A note of caution here. As I’ve said before, there is a huge difference between hosted applications and true software as a service (SaaS). The benefits this author is talking about come from SaaS. Hosted means it’s all the same work (manual maintenance, upgrades, etc) as it would be if you bought the software – you’re just paying someone else to do it. SaaS means you’re taking advantage of economies of scale that support all the provider’s customers and results in faster deployments, more frequent upgrades and more reliable systems.

For more on this topic: AgileMaps has a list of 9 different articles on 2006 technology trends and says you’ll find SaaS a common theme.

Beware the prognosticators.

December 27th, 2005

On-Demand is a power plant

A pretty good article in the San Francisco Chronicle on Christmas day about On-Demand software. More or less a primer on On-Demand, it profiles a number of SaaS (Software as a Service) companies including RightNow, Salesforce.com and NetSuite. Here’s a snippet from the article in which On-Demand is explained. My favorite part is at the end, when the approach is compared to buying electricity from a power plant instead of installing a generator at your business:

The movement sweeping the business software field is known by a pair of interchangeable names, "on demand" or "software as a service." These refer to a change in the way software is sold. Instead of software that is delivered by CD or bought in a bulky package, on-demand software is delivered over the Internet.

The software resides on servers operated by the company that sold it. That allows many users to have access to the software at the same time. It also allows the company to update the software whenever it wants or needs to, without hawking an expensive upgrade.
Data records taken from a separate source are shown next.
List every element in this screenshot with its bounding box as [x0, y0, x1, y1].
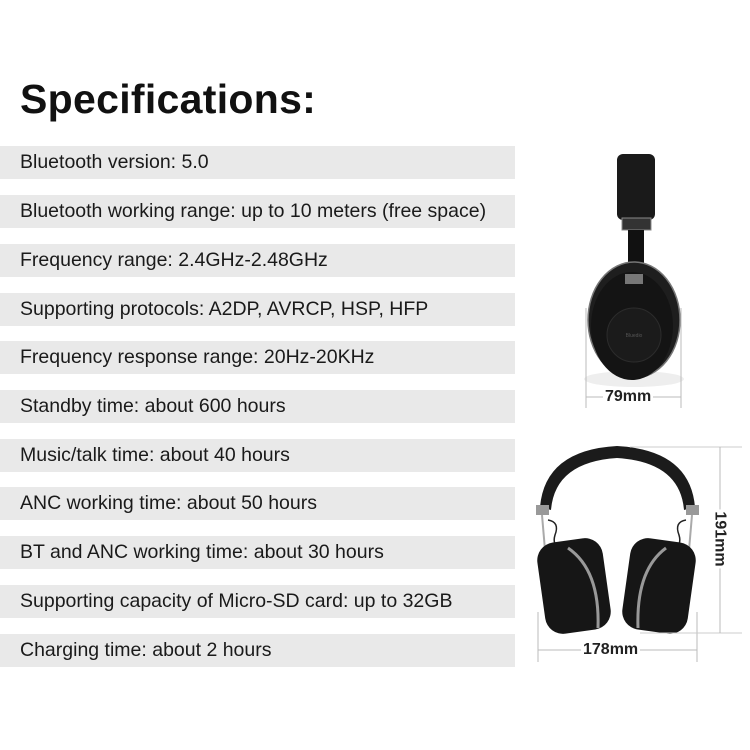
spec-row: Supporting protocols: A2DP, AVRCP, HSP, … — [0, 293, 515, 326]
depth-dimension-label: 79mm — [603, 388, 654, 406]
spec-text: Frequency range: 2.4GHz-2.48GHz — [20, 249, 328, 271]
spec-row: Standby time: about 600 hours — [0, 390, 515, 423]
page-title: Specifications: — [20, 76, 317, 122]
spec-row: ANC working time: about 50 hours — [0, 487, 515, 520]
headphones-side-view: Bluedio — [584, 154, 684, 408]
spec-row: Bluetooth version: 5.0 — [0, 146, 515, 179]
spec-text: Bluetooth version: 5.0 — [20, 151, 209, 173]
spec-text: Frequency response range: 20Hz-20KHz — [20, 346, 375, 368]
spec-text: Charging time: about 2 hours — [20, 639, 272, 661]
spec-text: Supporting capacity of Micro-SD card: up… — [20, 590, 453, 612]
spec-row: Charging time: about 2 hours — [0, 634, 515, 667]
brand-logo: Bluedio — [626, 333, 643, 339]
spec-row: Supporting capacity of Micro-SD card: up… — [0, 585, 515, 618]
spec-text: Standby time: about 600 hours — [20, 395, 286, 417]
width-dimension-label: 178mm — [581, 641, 641, 659]
spec-row: Frequency response range: 20Hz-20KHz — [0, 341, 515, 374]
spec-text: ANC working time: about 50 hours — [20, 492, 317, 514]
spec-row: BT and ANC working time: about 30 hours — [0, 536, 515, 569]
spec-text: Bluetooth working range: up to 10 meters… — [20, 200, 487, 222]
spec-text: Supporting protocols: A2DP, AVRCP, HSP, … — [20, 298, 429, 320]
spec-text: Music/talk time: about 40 hours — [20, 444, 290, 466]
spec-row: Music/talk time: about 40 hours — [0, 439, 515, 472]
spec-row: Bluetooth working range: up to 10 meters… — [0, 195, 515, 228]
spec-row: Frequency range: 2.4GHz-2.48GHz — [0, 244, 515, 277]
headphones-front-view — [536, 446, 742, 662]
spec-text: BT and ANC working time: about 30 hours — [20, 541, 384, 563]
height-dimension-label: 191mm — [710, 509, 729, 569]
Sometimes companies pay up front for this service, but often it’s sold as a subscription: Companies pay a monthly fee for however many users they want to have access to the software, and the host keeps the system working.

Michael Topolovac, CEO of Arena Solutions, offers the analogy of the power industry. If you don’t have power, you could buy a generator. As your business grew, you’d establish a generator room, have fuel trucked in and keep mechanics on staff to run it. But wouldn’t it be nice if someone would establish a power plant and run lines to your business, so you don’t have to have all that distraction?

"On-demand software," he said, "is the power plant."